The garrison erupted like an anthill as the sentry sounded the alarm. The seminary bells began to ring almost immediately, and across the city others joined in. There was nothing like a blaze to wake up a town built of wood. Soon half of Montréal would come pouring in.

Over the noise they could just hear running footsteps in the hall, buttons and weapons and keys jangling. A new guard appeared at the door, his face as white as his shirtfront as he worked at the lock, a musket in one hand. No more than eighteen, but tall and well built. His gaze flitted again and again to the glow of fire in the small window.

"It would be easier if you put down the gun, son," said Hawkeye in an easy way. "We won't rush you."

With a soft curse the boy dropped the musket and used both hands to turn the key. The door swung open. His Adam's apple rode the length of his neck as he met their eyes, one by one.

"Iona sends word. You're to follow me."

"Luke," said Robbie, squinting at the boy. "I should ha' reconized ye." He made a feeble gesture with his hand, as if to present the boy to Nathaniel and Hawkeye.

"Who is this, Rab?" Nathaniel had never heard of this boy, and there was something strange in Robbie's expression.

The boy spoke up. "Iona is my grandmother," he said, and Nathaniel saw Robbie's mouth twitch. But there was no time to be surprised and less to ask questions.

"We are damned glad to see you, lad," Hawkeye said. "But where's the other guard?"

The boy shrugged, calmer now as he picked up the dropped musket. "He felt the sudden need to take a nap. We've got to make tracks, there's no more than ten minutes."

"Until what?" asked Nathaniel.

"Until they put the fire out or it reaches the gunpowder stores," said Luke. "If anybody asks, I'm taking you to the lieutenant governor." He pointed down the dim hall with his musket, and they set off.
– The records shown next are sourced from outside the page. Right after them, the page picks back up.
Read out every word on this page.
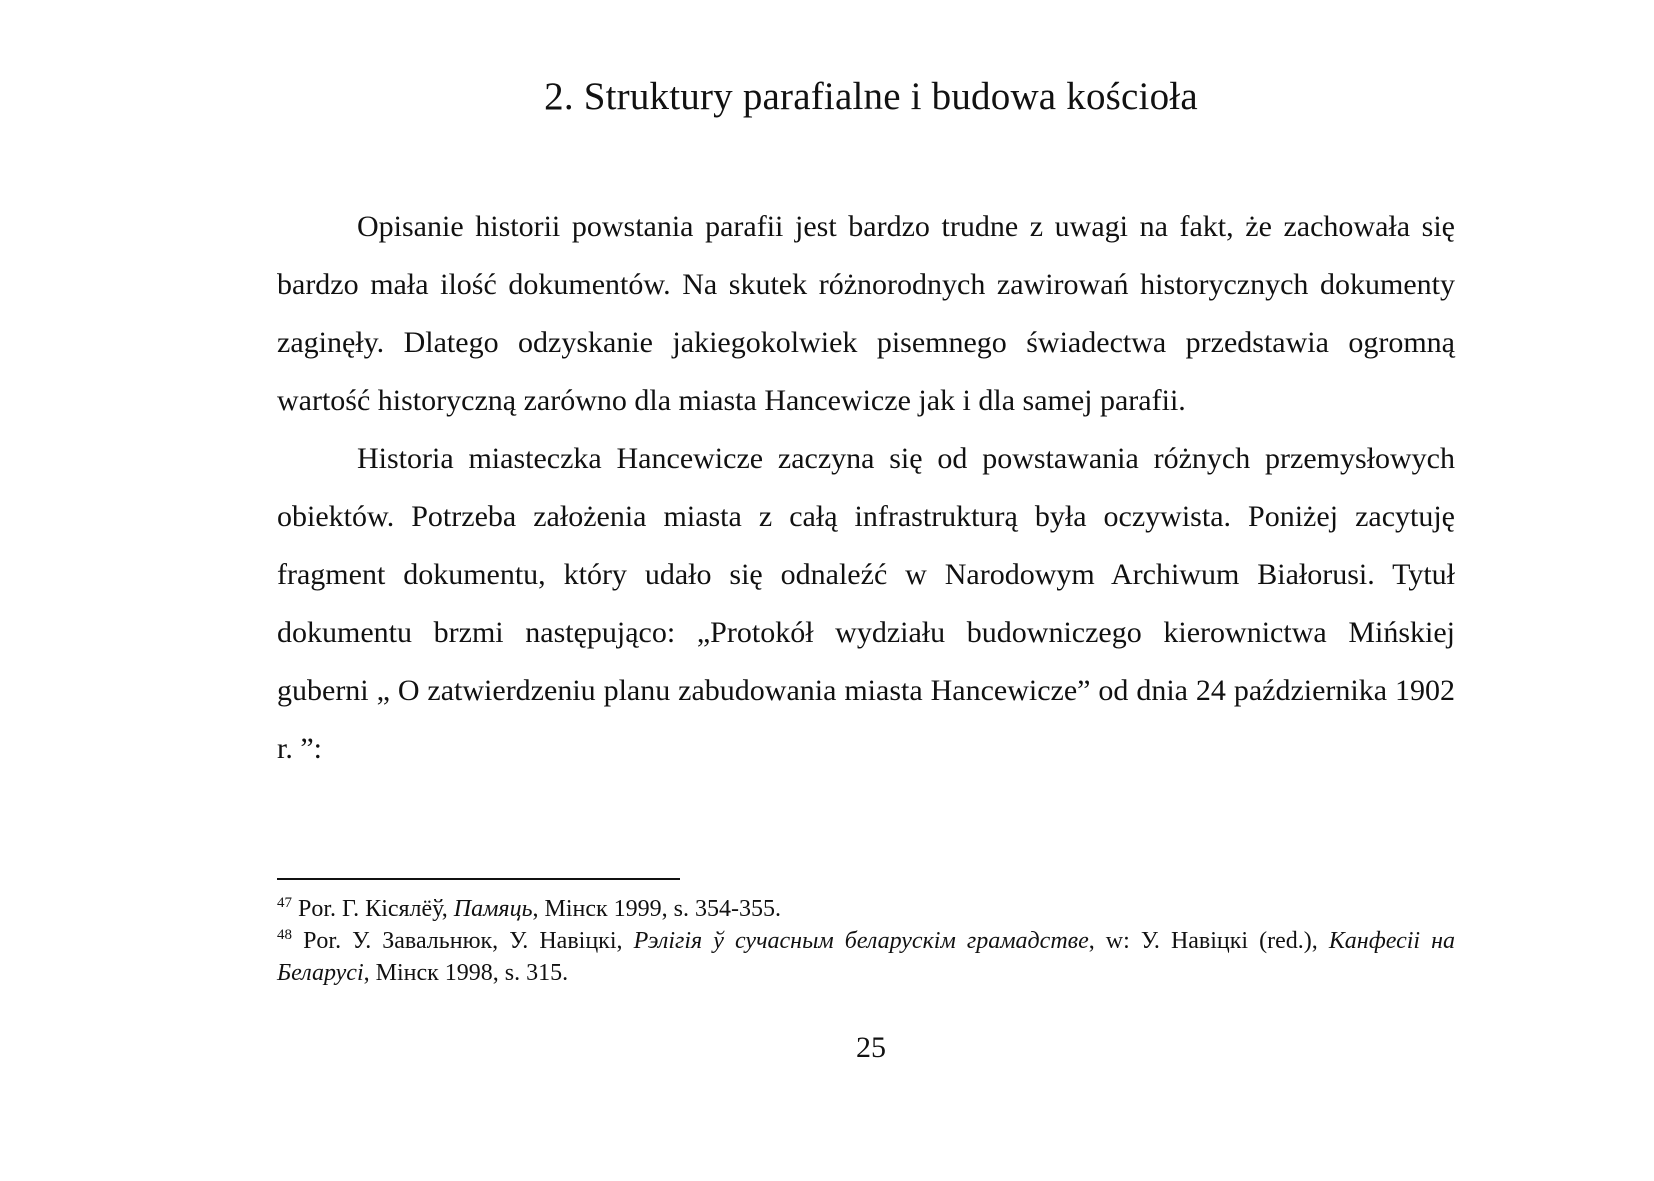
2. Struktury parafialne i budowa kościoła

Opisanie historii powstania parafii jest bardzo trudne z uwagi na fakt, że zachowała się bardzo mała ilość dokumentów. Na skutek różnorodnych zawirowań historycznych dokumenty zaginęły. Dlatego odzyskanie jakiegokolwiek pisemnego świadectwa przedstawia ogromną wartość historyczną zarówno dla miasta Hancewicze jak i dla samej parafii.

Historia miasteczka Hancewicze zaczyna się od powstawania różnych przemysłowych obiektów. Potrzeba założenia miasta z całą infrastrukturą była oczywista. Poniżej zacytuję fragment dokumentu, który udało się odnaleźć w Narodowym Archiwum Białorusi. Tytuł dokumentu brzmi następująco: „Protokół wydziału budowniczego kierownictwa Mińskiej guberni „ O zatwierdzeniu planu zabudowania miasta Hancewicze” od dnia 24 października 1902 r. ”:

$^{47}$ Por. Г. Кісялёў, Памяць, Мінск 1999, s. 354-355.

$^{48}$ Por. У. Завальнюк, У. Навіцкі, Рэлігія ў сучасным беларускім грамадстве, w: У. Навіцкі (red.), Канфесіі на Беларусі, Мінск 1998, s. 315.

25
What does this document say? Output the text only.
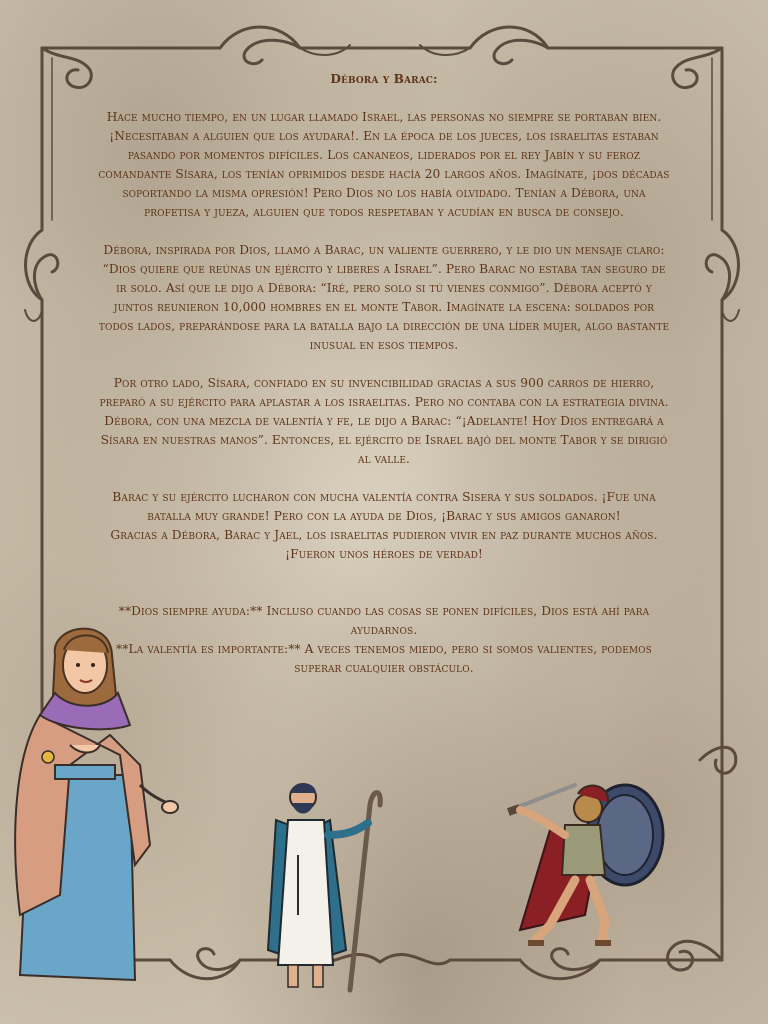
Débora y Barac:

Hace mucho tiempo, en un lugar llamado Israel, las personas no siempre se portaban bien. ¡Necesitaban a alguien que los ayudara!. En la época de los jueces, los israelitas estaban pasando por momentos difíciles. Los cananeos, liderados por el rey Jabín y su feroz comandante Sísara, los tenían oprimidos desde hacía 20 largos años. Imagínate, ¡dos décadas soportando la misma opresión! Pero Dios no los había olvidado. Tenían a Débora, una profetisa y jueza, alguien que todos respetaban y acudían en busca de consejo.

Débora, inspirada por Dios, llamó a Barac, un valiente guerrero, y le dio un mensaje claro: “Dios quiere que reúnas un ejército y liberes a Israel”. Pero Barac no estaba tan seguro de ir solo. Así que le dijo a Débora: “Iré, pero solo si tú vienes conmigo”. Débora aceptó y juntos reunieron 10,000 hombres en el monte Tabor. Imagínate la escena: soldados por todos lados, preparándose para la batalla bajo la dirección de una líder mujer, algo bastante inusual en esos tiempos.

Por otro lado, Sísara, confiado en su invencibilidad gracias a sus 900 carros de hierro, preparó a su ejército para aplastar a los israelitas. Pero no contaba con la estrategia divina. Débora, con una mezcla de valentía y fe, le dijo a Barac: “¡Adelante! Hoy Dios entregará a Sísara en nuestras manos”. Entonces, el ejército de Israel bajó del monte Tabor y se dirigió al valle.

Barac y su ejército lucharon con mucha valentía contra Sisera y sus soldados. ¡Fue una batalla muy grande! Pero con la ayuda de Dios, ¡Barac y sus amigos ganaron!

Gracias a Débora, Barac y Jael, los israelitas pudieron vivir en paz durante muchos años. ¡Fueron unos héroes de verdad!

**Dios siempre ayuda:** Incluso cuando las cosas se ponen difíciles, Dios está ahí para ayudarnos.

**La valentía es importante:** A veces tenemos miedo, pero si somos valientes, podemos superar cualquier obstáculo.
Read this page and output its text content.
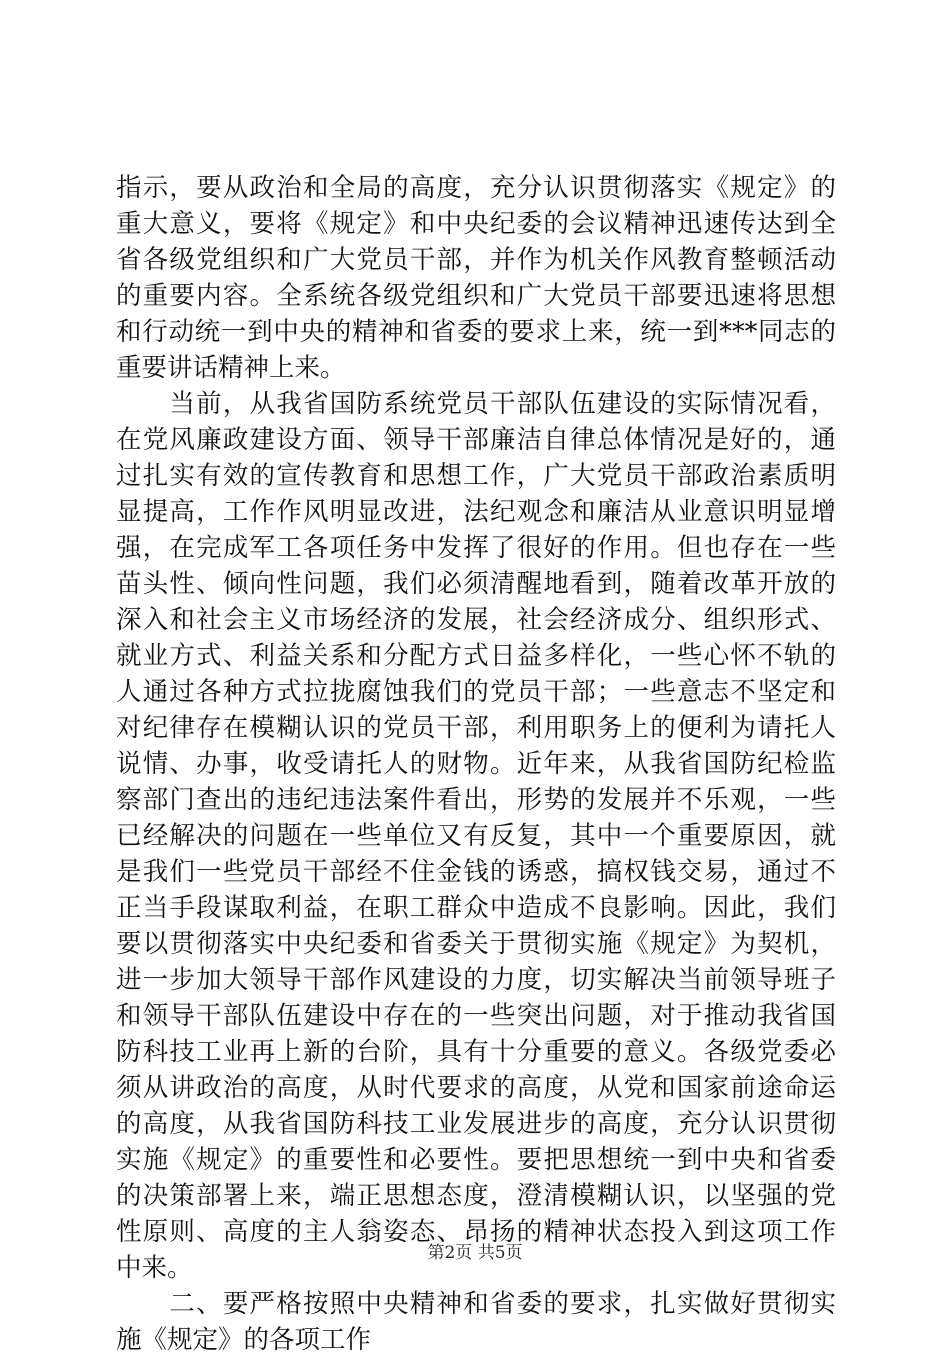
指示，要从政治和全局的高度，充分认识贯彻落实《规定》的
重大意义，要将《规定》和中央纪委的会议精神迅速传达到全
省各级党组织和广大党员干部，并作为机关作风教育整顿活动
的重要内容。全系统各级党组织和广大党员干部要迅速将思想
和行动统一到中央的精神和省委的要求上来，统一到***同志的
重要讲话精神上来。
　　当前，从我省国防系统党员干部队伍建设的实际情况看，
在党风廉政建设方面、领导干部廉洁自律总体情况是好的，通
过扎实有效的宣传教育和思想工作，广大党员干部政治素质明
显提高，工作作风明显改进，法纪观念和廉洁从业意识明显增
强，在完成军工各项任务中发挥了很好的作用。但也存在一些
苗头性、倾向性问题，我们必须清醒地看到，随着改革开放的
深入和社会主义市场经济的发展，社会经济成分、组织形式、
就业方式、利益关系和分配方式日益多样化，一些心怀不轨的
人通过各种方式拉拢腐蚀我们的党员干部；一些意志不坚定和
对纪律存在模糊认识的党员干部，利用职务上的便利为请托人
说情、办事，收受请托人的财物。近年来，从我省国防纪检监
察部门查出的违纪违法案件看出，形势的发展并不乐观，一些
已经解决的问题在一些单位又有反复，其中一个重要原因，就
是我们一些党员干部经不住金钱的诱惑，搞权钱交易，通过不
正当手段谋取利益，在职工群众中造成不良影响。因此，我们
要以贯彻落实中央纪委和省委关于贯彻实施《规定》为契机，
进一步加大领导干部作风建设的力度，切实解决当前领导班子
和领导干部队伍建设中存在的一些突出问题，对于推动我省国
防科技工业再上新的台阶，具有十分重要的意义。各级党委必
须从讲政治的高度，从时代要求的高度，从党和国家前途命运
的高度，从我省国防科技工业发展进步的高度，充分认识贯彻
实施《规定》的重要性和必要性。要把思想统一到中央和省委
的决策部署上来，端正思想态度，澄清模糊认识，以坚强的党
性原则、高度的主人翁姿态、昂扬的精神状态投入到这项工作
中来。
　　二、要严格按照中央精神和省委的要求，扎实做好贯彻实
施《规定》的各项工作
第2页 共5页
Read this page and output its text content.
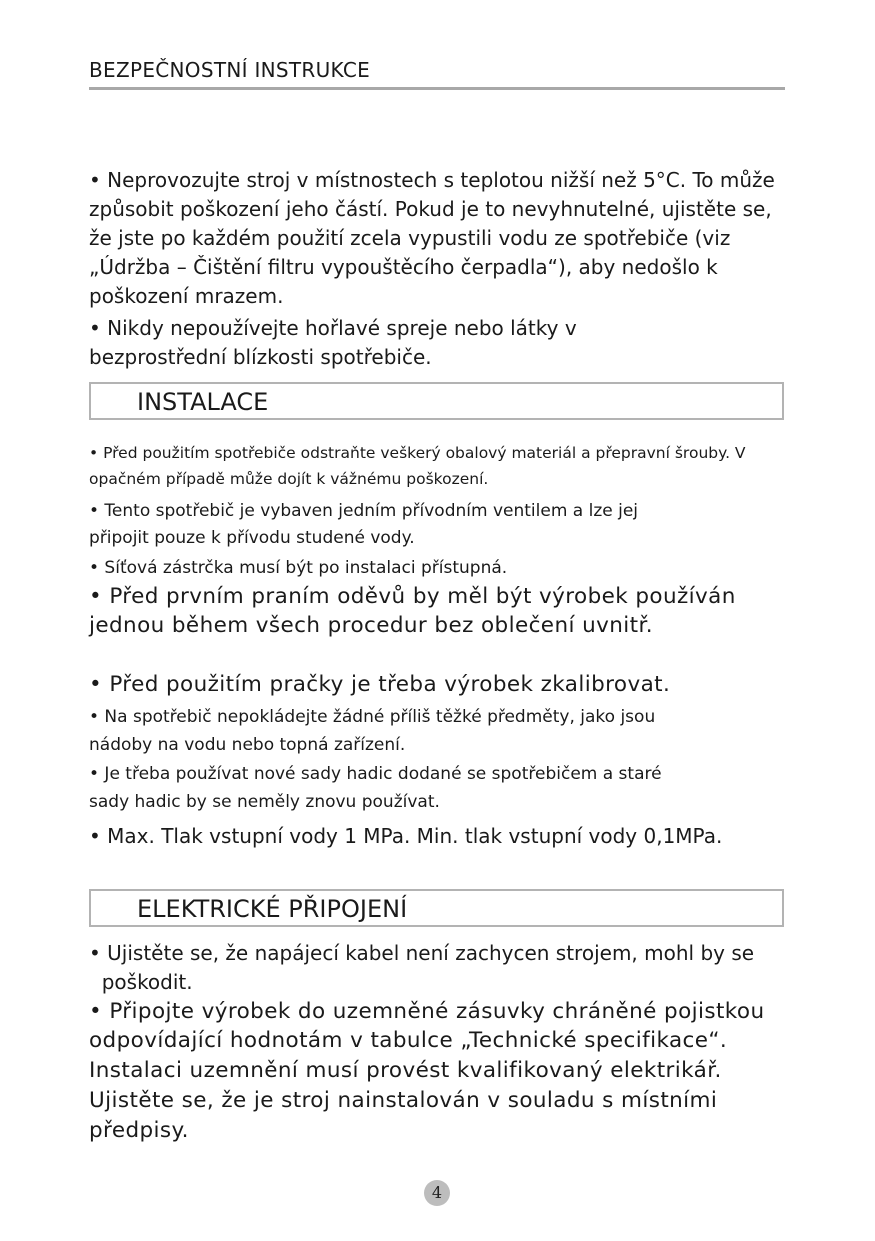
BEZPEČNOSTNÍ INSTRUKCE
• Neprovozujte stroj v místnostech s teplotou nižší než 5°C. To může
způsobit poškození jeho částí. Pokud je to nevyhnutelné, ujistěte se,
že jste po každém použití zcela vypustili vodu ze spotřebiče (viz
„Údržba – Čištění filtru vypouštěcího čerpadla“), aby nedošlo k
poškození mrazem.
• Nikdy nepoužívejte hořlavé spreje nebo látky v
bezprostřední blízkosti spotřebiče.
INSTALACE
• Před použitím spotřebiče odstraňte veškerý obalový materiál a přepravní šrouby. V
opačném případě může dojít k vážnému poškození.
• Tento spotřebič je vybaven jedním přívodním ventilem a lze jej
připojit pouze k přívodu studené vody.
• Síťová zástrčka musí být po instalaci přístupná.
• Před prvním praním oděvů by měl být výrobek používán
jednou během všech procedur bez oblečení uvnitř.
• Před použitím pračky je třeba výrobek zkalibrovat.
• Na spotřebič nepokládejte žádné příliš těžké předměty, jako jsou
nádoby na vodu nebo topná zařízení.
• Je třeba používat nové sady hadic dodané se spotřebičem a staré
sady hadic by se neměly znovu používat.
• Max. Tlak vstupní vody 1 MPa. Min. tlak vstupní vody 0,1MPa.
ELEKTRICKÉ PŘIPOJENÍ
• Ujistěte se, že napájecí kabel není zachycen strojem, mohl by se
poškodit.
• Připojte výrobek do uzemněné zásuvky chráněné pojistkou
odpovídající hodnotám v tabulce „Technické specifikace“.
Instalaci uzemnění musí provést kvalifikovaný elektrikář.
Ujistěte se, že je stroj nainstalován v souladu s místními
předpisy.
4
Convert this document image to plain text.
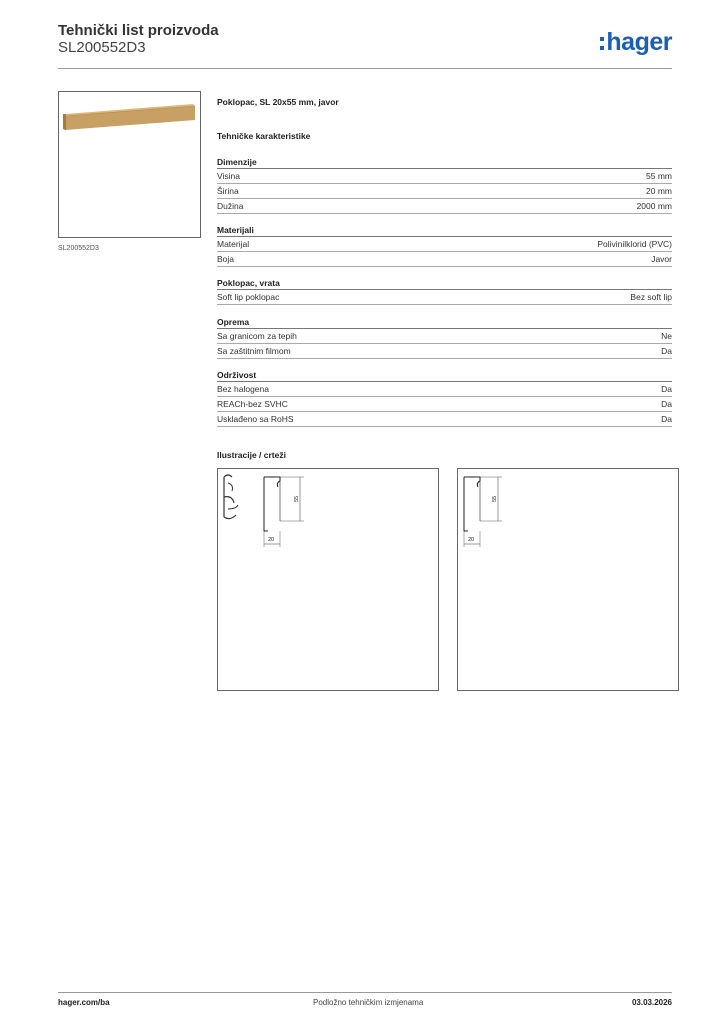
Tehnički list proizvoda
SL200552D3	hager
SL200552D3
Poklopac, SL 20x55 mm, javor
Tehničke karakteristike
Dimenzije
Visina	55 mm
Širina	20 mm
Dužina	2000 mm
Materijali
Materijal	Polivinilklorid (PVC)
Boja	Javor
Poklopac, vrata
Soft lip poklopac	Bez soft lip
Oprema
Sa granicom za tepih	Ne
Sa zaštitnim filmom	Da
Održivost
Bez halogena	Da
REACh-bez SVHC	Da
Usklađeno sa RoHS	Da
Ilustracije / crteži
55
20
55
20
hager.com/ba	Podložno tehničkim izmjenama	03.03.2026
They ran with the boy at the rear, his musket pointed at their backs, down stairs that echoed with a hundred shouting voices. In the doorway they hesitated at the sight of the fire, creeping along the north wing of the garrison like a blind animal looking for food. The courtyard was full of smoke and rushing men, dodging the gallows in a ragged bucket line. The hangman's noose twirled in the wind. Thompson and Jones were on the other side of the courtyard, in the line with most of the guards, some of them in nightshirts.